Les opinions sur la "Russie" et "Poutine" sont façonnées par les médias et la psychologie des masses. Chacun et chacune "sait" désormais ce qu'il ou elle doit penser.

En Allemagne, l'opinion publique est - une fois de plus - poussée jusqu'à l'hystérie belliqueuse. Du haut vers le bas. "Poutine est aux portes de Berlin". Ce ne sont pas les voix raisonnables, mais les voix hystériques qui sont relayées dans les médias. C'est exactement ce qui s'est déjà produit... Ça sent la guerre.

Nous allons reprendre ci-après des réflexions qui ont fait l'objet de larges débats en Europe après la Première et la Seconde Guerre mondiale. Face aux morts, aux victimes et aux atrocités, on s'était donné pour mission d'empêcher de telles dérives à l'avenir. Il est urgent de relancer ces discussions, alors que l'on s'apprête à accepter une escalade du conflit avec la Russie.

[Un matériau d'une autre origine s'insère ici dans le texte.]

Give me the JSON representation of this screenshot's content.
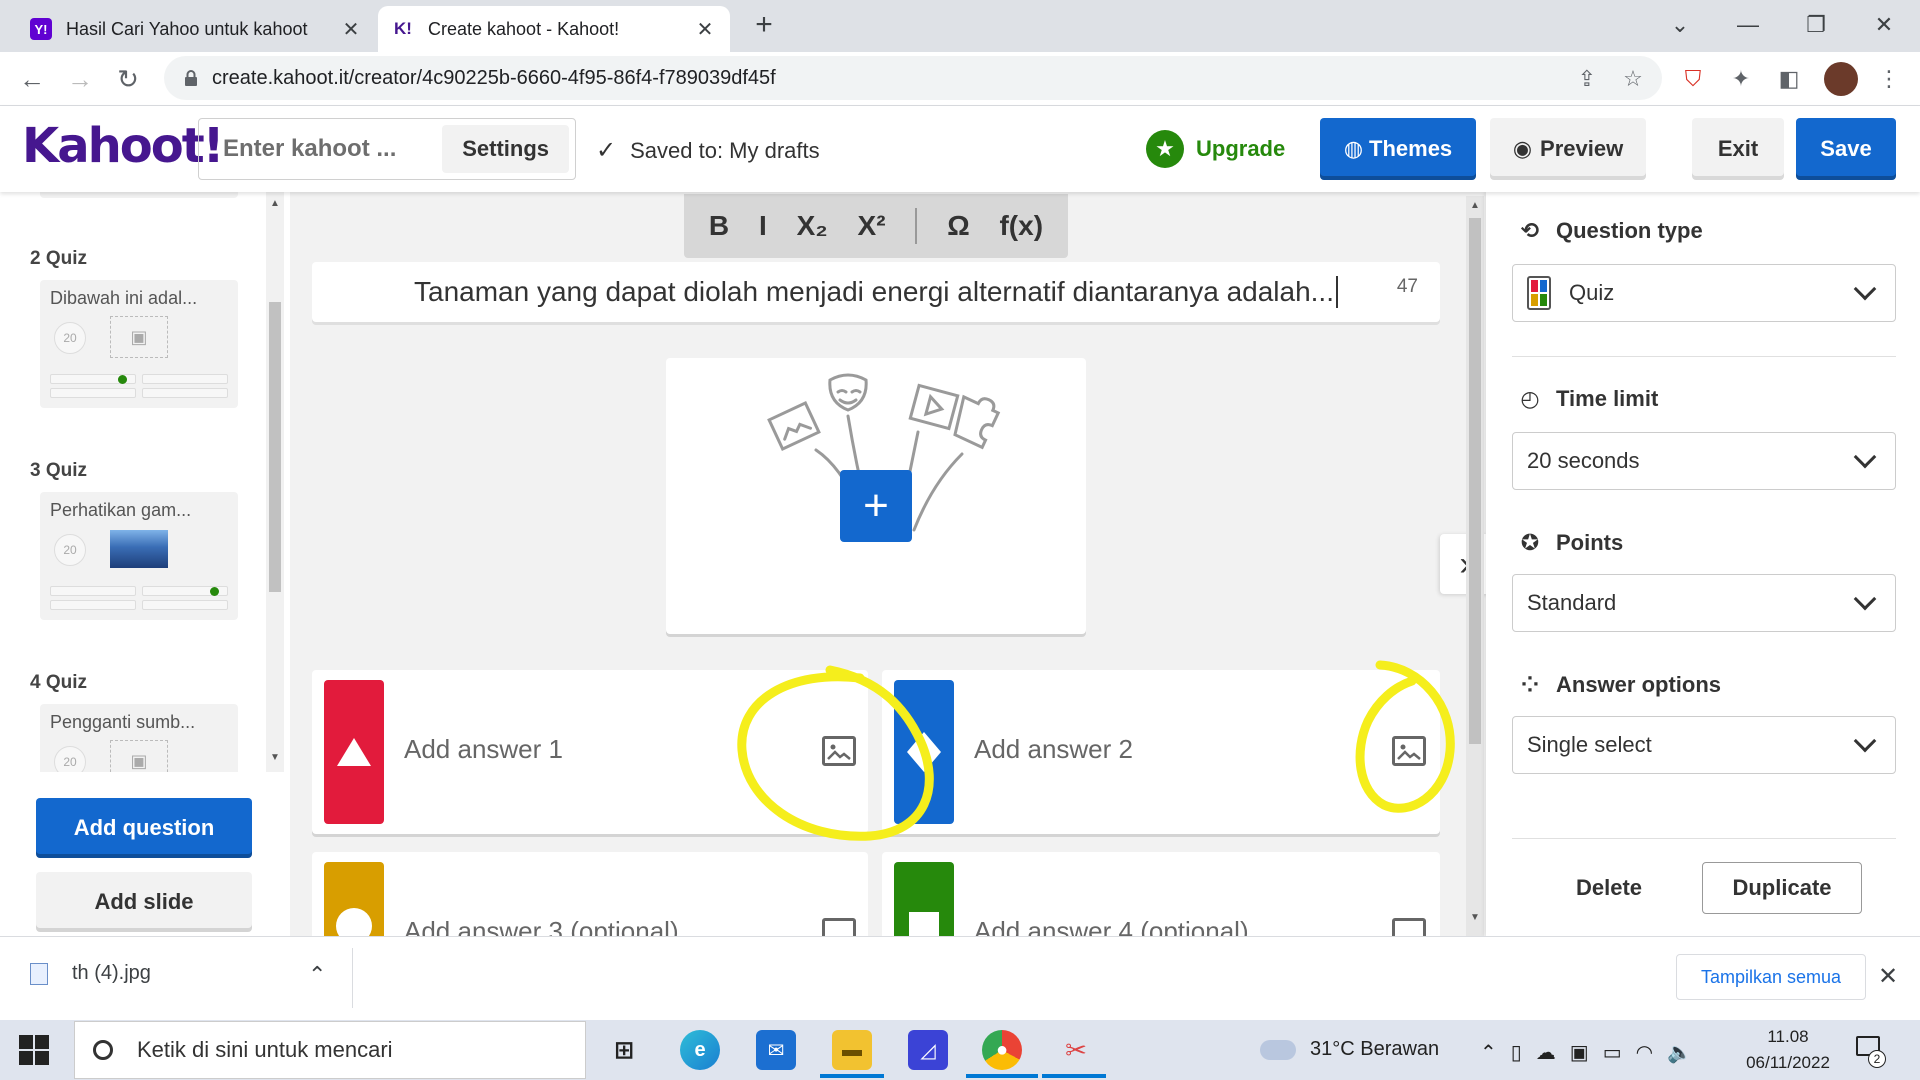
{
  "browser": {
    "tabs": [
      {
        "favicon": "Y!",
        "title": "Hasil Cari Yahoo untuk kahoot",
        "close": "✕",
        "active": false,
        "favicon_color": "#6001d2"
      },
      {
        "favicon": "K!",
        "title": "Create kahoot - Kahoot!",
        "close": "✕",
        "active": true,
        "favicon_color": "#46178f"
      }
    ],
    "new_tab": "+",
    "url": "create.kahoot.it/creator/4c90225b-6660-4f95-86f4-f789039df45f"
  },
  "header": {
    "logo": "Kahoot!",
    "title_placeholder": "Enter kahoot ...",
    "settings_label": "Settings",
    "saved_text": "Saved to: My drafts",
    "upgrade_label": "Upgrade",
    "themes_label": "Themes",
    "preview_label": "Preview",
    "exit_label": "Exit",
    "save_label": "Save"
  },
  "sidebar": {
    "slides": [
      {
        "label": "2  Quiz",
        "question": "Dibawah ini adal...",
        "time": "20",
        "has_image": false
      },
      {
        "label": "3  Quiz",
        "question": "Perhatikan gam...",
        "time": "20",
        "has_image": true
      },
      {
        "label": "4  Quiz",
        "question": "Pengganti sumb...",
        "time": "20",
        "has_image": false
      }
    ],
    "add_question_label": "Add question",
    "add_slide_label": "Add slide"
  },
  "editor": {
    "format_buttons": [
      "B",
      "I",
      "X₂",
      "X²",
      "Ω",
      "f(x)"
    ],
    "question_text": "Tanaman yang dapat diolah menjadi energi alternatif diantaranya adalah...",
    "char_count": "47",
    "answers": [
      {
        "text": "Add answer 1",
        "color": "#e21b3c",
        "shape": "triangle"
      },
      {
        "text": "Add answer 2",
        "color": "#1368ce",
        "shape": "diamond"
      },
      {
        "text": "Add answer 3 (optional)",
        "color": "#d89e00",
        "shape": "circle"
      },
      {
        "text": "Add answer 4 (optional)",
        "color": "#26890c",
        "shape": "square"
      }
    ]
  },
  "right_panel": {
    "question_type_title": "Question type",
    "question_type_value": "Quiz",
    "time_limit_title": "Time limit",
    "time_limit_value": "20 seconds",
    "points_title": "Points",
    "points_value": "Standard",
    "answer_options_title": "Answer options",
    "answer_options_value": "Single select",
    "delete_label": "Delete",
    "duplicate_label": "Duplicate"
  },
  "download_bar": {
    "file_name": "th (4).jpg",
    "show_all_label": "Tampilkan semua"
  },
  "taskbar": {
    "search_placeholder": "Ketik di sini untuk mencari",
    "weather": "31°C  Berawan",
    "time": "11.08",
    "date": "06/11/2022",
    "notification_count": "2"
  },
  "colors": {
    "kahoot_purple": "#46178f",
    "kahoot_blue": "#1368ce",
    "upgrade_green": "#26890c",
    "annotation_yellow": "#f5ee1c"
  }
}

A l'époque, on ne s'est pas contenté de se pencher sur les victimes. Qui étaient les responsables ? Les procès de Nuremberg contre les principaux criminels de guerre, qui se sont déroulés du 20 novembre 1945 au 1er octobre 1946, ont tenté de dresser un bilan juridique de la Seconde Guerre mondiale.

Par  Thomas Scherr

Le climat belliciste qui règne au sein de la classe politique allemande suscite actuellement des inquiétudes et des craintes, et pas seulement dans une grande partie de la population allemande. Les populations des pays voisins semblent elles aussi de plus en plus préoccupées. Mais ce n'est pas seulement la "Russie" qui les inquiète. Elles ont dû faire face à plusieurs reprises à la puissance militaire allemande: la Pologne, le Danemark, les Pays-Bas, la Belgique, la France...

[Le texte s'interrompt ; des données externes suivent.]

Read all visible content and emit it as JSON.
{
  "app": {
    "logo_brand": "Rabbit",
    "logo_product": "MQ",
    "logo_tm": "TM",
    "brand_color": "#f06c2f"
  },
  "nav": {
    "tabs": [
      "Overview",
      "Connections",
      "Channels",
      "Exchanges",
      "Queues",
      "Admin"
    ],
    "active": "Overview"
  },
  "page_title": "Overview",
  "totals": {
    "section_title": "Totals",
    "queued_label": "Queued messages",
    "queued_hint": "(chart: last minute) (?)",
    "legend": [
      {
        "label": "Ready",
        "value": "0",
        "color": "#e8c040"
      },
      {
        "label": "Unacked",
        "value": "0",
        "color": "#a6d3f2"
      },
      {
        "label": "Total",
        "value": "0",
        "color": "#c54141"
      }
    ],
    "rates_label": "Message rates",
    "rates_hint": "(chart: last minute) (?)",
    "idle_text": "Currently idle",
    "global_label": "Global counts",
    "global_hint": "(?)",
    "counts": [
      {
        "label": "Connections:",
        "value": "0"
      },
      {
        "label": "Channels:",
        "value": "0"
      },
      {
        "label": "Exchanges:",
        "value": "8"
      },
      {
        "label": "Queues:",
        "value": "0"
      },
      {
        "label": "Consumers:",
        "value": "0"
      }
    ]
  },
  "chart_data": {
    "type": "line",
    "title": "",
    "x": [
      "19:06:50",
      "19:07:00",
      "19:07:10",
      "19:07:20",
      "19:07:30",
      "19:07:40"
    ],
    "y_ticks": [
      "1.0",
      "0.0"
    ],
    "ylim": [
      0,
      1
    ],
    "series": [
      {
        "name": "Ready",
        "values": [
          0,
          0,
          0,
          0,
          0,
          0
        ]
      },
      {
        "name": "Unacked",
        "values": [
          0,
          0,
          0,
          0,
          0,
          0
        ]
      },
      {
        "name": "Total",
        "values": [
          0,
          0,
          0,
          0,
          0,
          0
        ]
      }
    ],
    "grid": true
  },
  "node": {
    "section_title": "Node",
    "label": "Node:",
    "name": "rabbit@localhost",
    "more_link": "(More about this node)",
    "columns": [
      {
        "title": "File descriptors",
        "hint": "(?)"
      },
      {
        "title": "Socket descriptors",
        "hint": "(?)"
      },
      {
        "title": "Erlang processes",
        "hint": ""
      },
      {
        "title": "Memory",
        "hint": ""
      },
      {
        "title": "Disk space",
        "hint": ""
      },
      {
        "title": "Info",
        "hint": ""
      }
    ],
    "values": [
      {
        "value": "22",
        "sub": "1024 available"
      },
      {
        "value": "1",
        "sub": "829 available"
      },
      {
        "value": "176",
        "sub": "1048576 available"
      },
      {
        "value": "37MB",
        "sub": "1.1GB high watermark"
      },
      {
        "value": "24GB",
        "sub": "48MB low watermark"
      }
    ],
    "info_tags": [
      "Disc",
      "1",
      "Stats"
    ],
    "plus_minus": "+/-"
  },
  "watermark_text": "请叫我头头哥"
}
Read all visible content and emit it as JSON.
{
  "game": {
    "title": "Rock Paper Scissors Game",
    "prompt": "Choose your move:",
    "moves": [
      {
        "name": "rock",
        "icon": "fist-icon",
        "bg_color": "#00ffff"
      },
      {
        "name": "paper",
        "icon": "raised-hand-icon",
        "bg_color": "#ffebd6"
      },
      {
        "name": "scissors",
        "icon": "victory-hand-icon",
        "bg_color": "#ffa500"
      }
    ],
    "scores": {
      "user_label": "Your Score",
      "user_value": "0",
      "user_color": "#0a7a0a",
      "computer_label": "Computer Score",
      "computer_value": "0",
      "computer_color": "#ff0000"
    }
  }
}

Que se passe-t-il donc en Allemagne?

Avec un culot qui était encore totalement impensable il y a quelques années, des responsables politiques allemands, à l'instar du ministre des Affaires étrangères Wadephul, qualifient à nouveau la Russie d'ennemi principal qu'il faut vaincre. On va même jusqu'à réclamer des tirs de missiles à longue portée contre la Russie. Dans les pays baltes, près de la frontière russe, des représentants du gouvernement allemand, tels que le ministre de la Défense Pistorius, assistent aux défilés de soldats allemands aux côtés de généraux allemands. D'une manière pour le moins martiale, le général de corps d'armée Freuding, commandant en chef de la Bundeswehr, prépare les soldats en Lituanie à leur future mission à l'Est ( instagram.com, 23 octobre 2025). Le chancelier fédéral Merz déclare sans ambiguïté, mais de manière ambiguë, que l'Allemagne ne se trouve "plus en temps de paix" (29 septembre 2025).

Parallèlement, il faut noter qu'il n'y a aucune tentative sérieuse de la part de l'Allemagne pour entamer un dialogue avec le gouvernement russe. Il n'y en a jamais eu et il n'y en a toujours pas ! Pas une seule!

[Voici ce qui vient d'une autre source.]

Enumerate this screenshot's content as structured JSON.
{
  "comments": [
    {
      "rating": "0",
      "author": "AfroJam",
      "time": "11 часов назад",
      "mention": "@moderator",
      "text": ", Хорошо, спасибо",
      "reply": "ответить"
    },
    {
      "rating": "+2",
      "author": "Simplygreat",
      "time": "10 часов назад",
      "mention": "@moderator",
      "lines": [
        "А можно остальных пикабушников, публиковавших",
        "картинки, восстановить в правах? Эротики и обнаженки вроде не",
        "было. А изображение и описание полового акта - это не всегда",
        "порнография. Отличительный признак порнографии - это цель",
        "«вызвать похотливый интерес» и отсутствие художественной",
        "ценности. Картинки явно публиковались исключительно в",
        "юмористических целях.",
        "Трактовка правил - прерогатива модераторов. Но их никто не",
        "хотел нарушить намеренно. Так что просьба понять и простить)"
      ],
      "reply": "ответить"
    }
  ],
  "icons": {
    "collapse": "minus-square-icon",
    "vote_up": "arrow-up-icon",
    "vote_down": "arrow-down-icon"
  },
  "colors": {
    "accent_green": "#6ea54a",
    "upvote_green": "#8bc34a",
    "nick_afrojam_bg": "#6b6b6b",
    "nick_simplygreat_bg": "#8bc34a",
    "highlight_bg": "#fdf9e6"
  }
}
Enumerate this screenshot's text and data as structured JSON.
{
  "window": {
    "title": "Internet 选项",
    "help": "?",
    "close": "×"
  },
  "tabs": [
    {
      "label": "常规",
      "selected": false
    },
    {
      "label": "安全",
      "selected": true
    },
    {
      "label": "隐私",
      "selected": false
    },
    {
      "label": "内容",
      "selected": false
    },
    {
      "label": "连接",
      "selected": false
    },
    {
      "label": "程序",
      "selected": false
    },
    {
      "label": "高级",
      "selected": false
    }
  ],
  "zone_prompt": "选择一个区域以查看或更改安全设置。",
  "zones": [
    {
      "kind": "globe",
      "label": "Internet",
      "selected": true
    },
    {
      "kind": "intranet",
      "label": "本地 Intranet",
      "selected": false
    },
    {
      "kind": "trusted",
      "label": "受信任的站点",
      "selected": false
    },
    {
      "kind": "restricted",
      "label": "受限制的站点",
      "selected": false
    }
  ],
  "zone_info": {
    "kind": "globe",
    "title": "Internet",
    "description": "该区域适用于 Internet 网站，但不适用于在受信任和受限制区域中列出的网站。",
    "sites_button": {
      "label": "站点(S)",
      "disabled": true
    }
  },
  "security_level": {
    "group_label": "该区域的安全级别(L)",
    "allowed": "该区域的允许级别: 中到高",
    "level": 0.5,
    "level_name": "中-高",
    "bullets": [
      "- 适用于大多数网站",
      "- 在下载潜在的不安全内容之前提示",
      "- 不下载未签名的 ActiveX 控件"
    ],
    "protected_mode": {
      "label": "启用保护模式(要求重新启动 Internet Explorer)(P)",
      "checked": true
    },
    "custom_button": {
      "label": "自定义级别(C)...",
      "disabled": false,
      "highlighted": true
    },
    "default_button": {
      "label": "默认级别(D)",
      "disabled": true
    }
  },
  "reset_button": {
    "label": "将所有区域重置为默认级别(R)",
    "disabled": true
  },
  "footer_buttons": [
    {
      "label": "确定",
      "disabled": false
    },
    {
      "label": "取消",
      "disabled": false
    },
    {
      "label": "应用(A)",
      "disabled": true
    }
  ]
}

Les jalons sont posés pour la guerre...

Trois semaines après les élections législatives allemandes du 23 février 2025, une amendement à la Loi fondamentale a été adoptée à la hâte dès le 18 mars, grâce à la majorité des voix des députés de la CDU/CSU, du SPD et des Verts pourtant déjà évincés du Bundestag. Ce n'est qu'ainsi qu'il a été possible de mettre en place un premier crédit de guerre colossal, se chiffrant en milliards ("Sondervermögen"). Avec le Bundestag nouvellement élu, cela n'aurait pas été possible, car la majorité nécessaire à une modification de la Loi fondamentale aurait fait défaut.

Grâce à cette manœuvre, contraire aux promesses électorales précédentes de négocier avec la Russie, les jalons pour la guerre sont posés.

Depuis lors, on transforme l'économie allemande en économie de guerre. Certains secteurs de la classe moyenne et de l'industrie en difficulté sont soutenus par des commandes d'armement financées par l'endettement. Les préparatifs de guerre battent leur plein sous le nom de "Operationsplan Deutschland" (OPLAN DEU).

... comme par magie

Boris Pistorius, ministre allemand de la Défense, prédit que la guerre avec la Russie éclatera entre 2028 et 2030. La question reste toutefois de savoir si M. Pistorius estime que l'armée russe va attendre que l'Allemagne se soit armée pour faire face à cette guerre annoncée par lui-même ? Cette fois-ci, l'Allemagne fait partie d'une coalition avec plusieurs Etats européens - avec le soutien de l'UE et sous la haute supervision de Washington.

Jusqu'à présent, aucun gouvernement européen n'a eu l'envergure nécessaire pour mener des négociations sérieuses avec la Russie - à l'exception du Premier ministre hongrois Viktor Orban, récemment battu aux élections.

Comme par magie, tout effort visant à instaurer une paix négociée est sapé. Une tentative qui avait failli aboutir au printemps 2022 a été contrecarrée in extremis par le Premier ministre britannique de l'époque, Boris Johnson.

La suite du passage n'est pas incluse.